«Le plus dingue n'était pas celui qu'on croit.» C'est pour cette petite phrase diffusée par l'émission Quotidien vendredi que Nicolas Dupont-Aignan a essuyé les foudres d'une bonne partie de l'état-major du Rassemblement national (ex-FN) tout le week-end. Un commentaire ironique pourtant plutôt favorable à la présidente du RN, comme le patron de Debout la France s'en explique sur Sud Radio ce lundi matin. «Ils n'ont pas regardé la vidéo : je rendais justice à Marine Le Pen, qui a été accablée après ce débat alors qu'en réalité, Emmanuel Macron est un président de la République assez particulier» et même «perché», se défend-il.
La séquence illustre en tout cas la dégradation des relations entre «NDA» et le parti d'extrême droite depuis leur alliance au second tour de la présidentielle. Car après avoir refusé de prolonger cet accord aux législatives, Dupont-Aignan a aussi décidé de faire cavalier seul aux européennes, lançant une «liste d'union» de son côté et refusant les mains tendues du RN. Et si Marine Le Pen promet des retrouvailles au Parlement européen une fois les élections passées, nombre de ses lieutenants ont de plus en plus de mal à retenir leurs coups contre cet ancien allié qui n'en fait qu'à sa tête.

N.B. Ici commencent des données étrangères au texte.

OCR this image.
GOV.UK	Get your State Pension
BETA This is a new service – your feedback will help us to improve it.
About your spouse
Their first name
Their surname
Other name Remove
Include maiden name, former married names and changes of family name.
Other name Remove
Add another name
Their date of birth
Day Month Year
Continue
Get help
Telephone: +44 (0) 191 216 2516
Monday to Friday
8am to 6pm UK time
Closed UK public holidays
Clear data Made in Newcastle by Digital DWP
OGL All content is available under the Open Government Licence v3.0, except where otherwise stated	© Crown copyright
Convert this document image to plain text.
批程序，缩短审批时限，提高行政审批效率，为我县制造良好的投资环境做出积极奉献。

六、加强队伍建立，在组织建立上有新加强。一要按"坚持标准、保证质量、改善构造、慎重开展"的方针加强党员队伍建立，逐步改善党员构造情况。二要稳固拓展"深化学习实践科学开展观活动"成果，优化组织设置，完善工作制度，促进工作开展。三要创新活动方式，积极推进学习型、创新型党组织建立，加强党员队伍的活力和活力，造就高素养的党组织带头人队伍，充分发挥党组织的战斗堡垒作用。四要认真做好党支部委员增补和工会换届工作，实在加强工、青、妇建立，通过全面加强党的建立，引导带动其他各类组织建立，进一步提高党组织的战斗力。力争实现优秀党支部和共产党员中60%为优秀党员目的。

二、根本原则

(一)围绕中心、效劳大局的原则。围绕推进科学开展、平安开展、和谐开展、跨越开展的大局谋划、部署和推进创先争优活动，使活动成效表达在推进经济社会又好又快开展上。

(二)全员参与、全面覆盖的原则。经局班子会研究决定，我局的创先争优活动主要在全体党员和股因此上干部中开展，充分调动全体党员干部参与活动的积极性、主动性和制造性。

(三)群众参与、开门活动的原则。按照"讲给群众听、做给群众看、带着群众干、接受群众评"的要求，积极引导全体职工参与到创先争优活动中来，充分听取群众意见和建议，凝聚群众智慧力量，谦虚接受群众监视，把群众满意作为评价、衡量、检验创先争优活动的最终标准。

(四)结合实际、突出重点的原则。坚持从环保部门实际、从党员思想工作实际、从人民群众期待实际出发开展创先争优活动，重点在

C'est donc comme à leur habitude sur les réseaux sociaux qu'ils se sont copieusement lâchés, samedi et dimanche.
Louis Aliot (député, probable tête de liste aux européennes, vice-président du RN et compagnon de Marine Le Pen), Steeve Briois (eurodéputé, maire d'Hénin-Beaumont et vice-président du RN), David Rachline (chef de la com du parti, maire de Fréjus et ancien directeur de la campagne présidentielle), Bruno Bilde (député) et plusieurs conseillers de Marine Le Pen et/ou membres du Bureau national (Jean-Lin Lacapelle, Jérôme Rivière, Philippe Vardon)… Presque tous y sont allés de leurs messages plus ou moins salés : de «décevant» à «pathétique» en passant par «désagréable», sans oublier les accusations contre cet «ambitieux» qui «crache dans la soupe». Du brutal.
Exception notable : Nicolas Bay, eurodéputé et aspirant tête de liste pour les européennes, qui est resté silencieux sur le sujet. Contactée par Chez Pol pour savoir si elle cautionnait ce pilonnage, Marine Le Pen n'a pour sa part pas donné suite.
Il faut dire que Nicolas Dupont-Aignan y met du sien. Par exemple en expliquant, dans le Monde samedi, qu'il n'y aurait aucun mis en examen sur sa liste pour les européennes. Message transmis à Marine Le Pen, Louis Aliot, Nicolas Bay et au RN lui-même en tant que personne morale, qui sont placés sous ce statut dans le cadre de différentes affaires qui touchent le parti d'extrême droite.
«NDA» énerve aussi du côté de Nanterre en ralliant à lui des conseillers régionaux élus sous étiquette RN et aujourd'hui en conflit avec leur parti. «Des tocards» et des «déçus qui n'ont pas eu de poste chez nous», fusille David Rachline en privé, comme l'a rapporté le JDD dimanche. Des propos similaires à ceux, non moins méprisants, signés «MLP» dans le Figaro vendredi : «Ce sont des types au chômage. Ils traversent la rue.» Une virulence à laquelle le sixième homme de la présidentielle refuse néanmoins de répondre. «J'ai été le seul qui a soutenu Marine Le Pen au second tour, le seul qui n'a rien dit après le débat, a-t-il rappelé ce lundi sur Sud Radio. Personne ne peut douter de ma loyauté […]. Je ne dirai jamais du mal d'elle.» Mais comme il semble loin le temps où la finaliste de la présidentielle rêvait de faire de lui son Premier ministre.